La coupe de Ptolémée.

La coupe de Ptolémée.


Le vase nommé coupe de Ptolémée, vase de Mithridate, vase de Saint-Denis, est un canthare (nom donné à une forme particulière des coupes à deux anses) fait entièrement d'un seul morceau de sardonyx orientale (pierre de la même pâte que l'agate, mais composée de plusieurs couches).
C'est certainement le plus remarquable monument de ce genre qui soit parvenu jusqu'à nous. La beauté de la matière, la rareté d'aussi admirables morceaux d'agate orientale, l'intérêt des sujets qui sont sculptés autour, recommandent à l'attention ce vase comme l'un des plus précieux ornements du Cabinet des médailles de la Bibliothèque royale, où il est conservé aujourd'hui.
Ce vase fut donné à l'abbaye de Saint-Denis par Charles III, dit le Simple, du moins c'est ce qu'apprenait l'inscription du pied qu'on y avait adapté pour lui donner la forme d'un calice. Ce pied, en or, était chargé de grosses perles, de saphirs, d'émeraudes et de rubis, disposés selon le style de l'époque carlovingienne. L'inscription suivante était gravée profondément sur l'or; chaque lettre était remplie d'émail, de couleur d'acier bruni:

HOC VAS CHRISTIE TIBI MENTE DICAVIT
TERTIVE IN FRANCOS REGMINE KARLVS

O christ, Karl, troisième de ce nom sur le trône de France, t'a consacré ce vase.

Bien que Charles-le Chauve et Charles-le-Gros soient quelquefois appelés Charles III, il est plus probable que c'est Charles-le-Simple, troisième roi de France de ce nom, qui fit ce présent à l'abbaye de Saint-Denis.
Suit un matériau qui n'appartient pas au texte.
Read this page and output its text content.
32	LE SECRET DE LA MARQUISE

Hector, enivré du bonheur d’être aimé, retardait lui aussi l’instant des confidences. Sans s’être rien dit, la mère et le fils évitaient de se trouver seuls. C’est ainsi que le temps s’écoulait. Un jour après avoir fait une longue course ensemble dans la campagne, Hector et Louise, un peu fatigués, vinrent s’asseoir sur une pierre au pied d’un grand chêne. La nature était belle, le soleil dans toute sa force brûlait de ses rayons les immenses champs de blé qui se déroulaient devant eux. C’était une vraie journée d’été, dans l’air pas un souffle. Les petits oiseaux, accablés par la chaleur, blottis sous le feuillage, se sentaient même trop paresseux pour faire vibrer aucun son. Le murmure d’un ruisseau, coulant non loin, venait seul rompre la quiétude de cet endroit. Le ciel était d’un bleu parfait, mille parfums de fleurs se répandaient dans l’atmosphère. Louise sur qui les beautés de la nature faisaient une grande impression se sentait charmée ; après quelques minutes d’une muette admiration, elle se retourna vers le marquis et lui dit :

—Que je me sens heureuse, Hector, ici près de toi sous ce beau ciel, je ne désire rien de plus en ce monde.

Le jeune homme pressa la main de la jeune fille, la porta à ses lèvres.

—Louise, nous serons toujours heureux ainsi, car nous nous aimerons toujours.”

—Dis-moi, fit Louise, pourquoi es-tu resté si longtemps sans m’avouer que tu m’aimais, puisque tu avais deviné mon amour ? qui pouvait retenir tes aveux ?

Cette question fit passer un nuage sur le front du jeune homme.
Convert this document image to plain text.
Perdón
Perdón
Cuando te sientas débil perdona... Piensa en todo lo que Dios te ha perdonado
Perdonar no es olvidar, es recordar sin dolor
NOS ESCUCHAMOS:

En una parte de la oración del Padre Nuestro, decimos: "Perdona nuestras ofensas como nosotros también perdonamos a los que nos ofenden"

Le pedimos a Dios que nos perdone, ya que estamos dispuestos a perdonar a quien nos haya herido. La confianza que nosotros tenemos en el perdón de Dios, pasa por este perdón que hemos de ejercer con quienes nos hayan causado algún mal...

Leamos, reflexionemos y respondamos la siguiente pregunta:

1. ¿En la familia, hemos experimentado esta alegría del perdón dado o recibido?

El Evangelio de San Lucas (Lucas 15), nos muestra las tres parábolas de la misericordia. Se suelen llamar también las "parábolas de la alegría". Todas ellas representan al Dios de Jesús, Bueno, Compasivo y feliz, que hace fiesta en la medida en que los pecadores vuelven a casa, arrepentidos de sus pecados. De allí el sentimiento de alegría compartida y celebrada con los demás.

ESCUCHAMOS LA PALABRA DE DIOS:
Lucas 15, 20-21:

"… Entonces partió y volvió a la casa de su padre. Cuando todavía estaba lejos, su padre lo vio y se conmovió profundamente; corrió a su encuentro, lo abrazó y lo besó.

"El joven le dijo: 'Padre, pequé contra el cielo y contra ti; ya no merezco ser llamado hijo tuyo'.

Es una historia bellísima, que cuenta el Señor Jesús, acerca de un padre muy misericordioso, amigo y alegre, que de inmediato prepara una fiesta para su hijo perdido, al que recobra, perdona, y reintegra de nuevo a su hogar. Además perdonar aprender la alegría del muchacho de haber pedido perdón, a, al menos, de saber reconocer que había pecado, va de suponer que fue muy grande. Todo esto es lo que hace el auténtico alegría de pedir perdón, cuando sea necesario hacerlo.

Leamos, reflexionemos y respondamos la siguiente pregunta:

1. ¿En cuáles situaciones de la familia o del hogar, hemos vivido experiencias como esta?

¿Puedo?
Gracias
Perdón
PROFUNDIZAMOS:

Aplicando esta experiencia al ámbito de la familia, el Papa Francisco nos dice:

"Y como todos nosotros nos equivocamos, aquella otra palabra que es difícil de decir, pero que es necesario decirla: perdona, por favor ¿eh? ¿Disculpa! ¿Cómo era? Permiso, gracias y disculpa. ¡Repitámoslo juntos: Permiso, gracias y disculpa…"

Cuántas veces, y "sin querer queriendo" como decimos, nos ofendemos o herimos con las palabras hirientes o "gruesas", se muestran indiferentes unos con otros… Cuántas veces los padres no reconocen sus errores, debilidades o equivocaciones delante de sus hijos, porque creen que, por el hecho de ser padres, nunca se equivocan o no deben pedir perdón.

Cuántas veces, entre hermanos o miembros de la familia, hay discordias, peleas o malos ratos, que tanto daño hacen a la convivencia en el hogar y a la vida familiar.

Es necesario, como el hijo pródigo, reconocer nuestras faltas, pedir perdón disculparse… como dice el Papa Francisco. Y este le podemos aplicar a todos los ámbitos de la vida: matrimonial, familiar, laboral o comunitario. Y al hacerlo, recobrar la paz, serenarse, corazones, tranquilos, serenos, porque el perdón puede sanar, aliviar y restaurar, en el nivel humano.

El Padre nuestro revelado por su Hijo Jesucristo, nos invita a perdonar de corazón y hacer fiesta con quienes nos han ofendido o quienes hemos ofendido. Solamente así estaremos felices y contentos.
Ce vase resta dans le riche trésor de l'abbaye de Saint-Denis jusqu'à la révolution.
Comme l'indique l'inscription, on ne lui croyait pas une origine profane; aussi avait-on donné une destination solennelle. Les reines de France y buvaient l'ablution, après la communion, lors de leur couronnement, cérémonie qui se faisait toujours dans l'église de l'abbaye royale de Saint-Denis.
En 1790, il fut déposé au Cabinet des médailles. Le 16 février 1804, il fut volé ainsi que d'autres objets précieux, tels que le grand camée de la Sainte-Chapelle, le calice de l'abbé Suger, etc. Les voleurs ayant été arrêtés en Hollande, le grand camée et la coupe de Ptolémée furent restitués au Cabinet des médailles; mais la monture du camée et le pied du vase avaient disparu. On peut cependant se faire une idée de ce pied en consultant les anciens ouvrages où il a été reproduit avant sa destruction. Dom Félibien dans son Histoire de l'abbaye de Saint-Denis, dom Montfaucon dans son Antiquité expliquée, enfin Jean Tristan, écuyer, sieur de Saint-Amant et du Puy-d'Amour, dans ses Commentaires historiques, donnent la figure du vase de la grandeur réelle. Ce dernier consacre quarante-cinq pages in-folio  à la description et à l'explication de cette rareté.
Les sujets en relief qui ornent les deux faces du canthare sont empruntés au culte de Bacchus; c'est pour cela qu'il fut attribué anciennement à Ptolémée, surnommé Dionysios (en grec Bacchus); quant à son nom de vase de Mithridate, il le doit à la célébrité qu'avait chez les anciens la superbe collection de vases précieux et de camées de ce roi, collection que le grand Pompée consacra dans le Capitole.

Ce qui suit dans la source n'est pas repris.